By Shannon Teoh
May 18, 2011 | The Malaysian Insider
KUALA LUMPUR, May 18 — The Malaysian Anti-Corruption Commission’s (MACC) lawyer today urged the public to focus on Teoh Beng Hock’s death and not the blunders by the anti-graft body in its investigations into Selangor DAP.
Datuk Seri Shafee Abdullah, who is representing the MACC in the Royal Commission of Inquiry (RCI) into Teoh’s death, said that despite these errors, justice must still be served and the question of whether the DAP aide committed suicide be answered.
“Ask yourself honestly, whatever monkey things the MACC officers may have been blundering, wrong in certain procedures, a little harsh in questioning, the hallmark question is whether this suicide or not,” he told reporters outside the RCI courtroom today.
During the RCI, it was revealed that MACC officers had watched pornography in their office.
Commissioner Datuk T. Selventhiranathan also said that there were 59 police reports against the MACC nationwide, of which 21 were against the Selangor branch.
When asked about public perception of the MACC, Shafee said that “we can’t help it if the public insists on being ignorant. They have to open up their eyes and minds and cut across race and religion to look at the matter in perspective.”
The police investigating officer in the case, ASP Ahmad Nazri Zainal, had also taken two months after the death of Teoh to find a mystery note among his belongings.
He then tendered it as evidence at a coroner’s inquest into Teoh’s death almost a year after the incident.
Today, Shafee told the public to focus on the issue of how Teoh died rather than the conduct of officers involved.
“I agree with you, the IO was careless. He should have taken every note and sent it for interpretation straightaway.
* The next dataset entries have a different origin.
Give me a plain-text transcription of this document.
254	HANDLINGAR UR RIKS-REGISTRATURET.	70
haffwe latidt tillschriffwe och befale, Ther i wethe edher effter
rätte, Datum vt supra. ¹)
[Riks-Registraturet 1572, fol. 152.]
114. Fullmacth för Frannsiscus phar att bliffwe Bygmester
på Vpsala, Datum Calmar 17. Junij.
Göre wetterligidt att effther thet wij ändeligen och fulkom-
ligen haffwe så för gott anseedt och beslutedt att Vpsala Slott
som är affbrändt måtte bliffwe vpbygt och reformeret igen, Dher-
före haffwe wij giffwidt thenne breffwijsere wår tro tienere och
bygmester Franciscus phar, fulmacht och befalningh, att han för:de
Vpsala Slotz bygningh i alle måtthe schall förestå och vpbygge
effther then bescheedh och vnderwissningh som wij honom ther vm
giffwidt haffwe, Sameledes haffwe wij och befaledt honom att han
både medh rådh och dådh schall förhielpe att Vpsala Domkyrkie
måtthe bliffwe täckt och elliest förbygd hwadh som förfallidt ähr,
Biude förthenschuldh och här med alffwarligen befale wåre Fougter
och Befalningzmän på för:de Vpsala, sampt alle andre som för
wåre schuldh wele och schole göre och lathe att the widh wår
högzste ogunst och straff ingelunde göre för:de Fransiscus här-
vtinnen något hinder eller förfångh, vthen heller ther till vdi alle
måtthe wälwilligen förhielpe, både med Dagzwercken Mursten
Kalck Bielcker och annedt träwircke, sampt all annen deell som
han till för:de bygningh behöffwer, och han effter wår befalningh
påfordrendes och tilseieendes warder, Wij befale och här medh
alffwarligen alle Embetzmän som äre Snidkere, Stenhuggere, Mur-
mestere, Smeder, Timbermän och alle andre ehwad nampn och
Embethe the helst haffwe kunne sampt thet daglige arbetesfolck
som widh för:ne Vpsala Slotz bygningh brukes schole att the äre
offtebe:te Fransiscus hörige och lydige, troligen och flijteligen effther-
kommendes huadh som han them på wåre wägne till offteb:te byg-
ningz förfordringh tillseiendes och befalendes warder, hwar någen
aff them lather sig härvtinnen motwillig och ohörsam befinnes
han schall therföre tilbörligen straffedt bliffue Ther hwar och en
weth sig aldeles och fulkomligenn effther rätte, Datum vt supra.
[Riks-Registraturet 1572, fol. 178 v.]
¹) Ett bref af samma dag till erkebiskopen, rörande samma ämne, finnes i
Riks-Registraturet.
“But we always have carelessness in any investigation. In any country. In the United States, the killing by OJ Simpson, all kinds of blunders but it doesn’t mean that justice cannot be done,” he said.
The American football star and actor was acquitted of murdering his wife and her friend after a nine month trial in which his defence team alleged several acts of misconduct by the Los Angeles Police Department, including mishandling blood samples.
Teoh, a former aide to Selangor executive councillor Ean Yong Hian Wah, fell to his death at the Selangor MACC office on July 16, 2009 after being questioned overnight by the anti-graft body.
The coroner’s inquest had in January returned an “open verdict” ruling out both suicide and homicide some 18 months after Teoh’s death.
The public outcry over the inconclusive verdict forced the government to establish the RCI which first met in February with two terms of reference: to probe how Teoh plunged to his death and to look into MACC’s investigative methods.
Its deadline to submit its findings has been extended from April 25 to June 25. Both the Bar Council and MACC will file their submissions by May 25.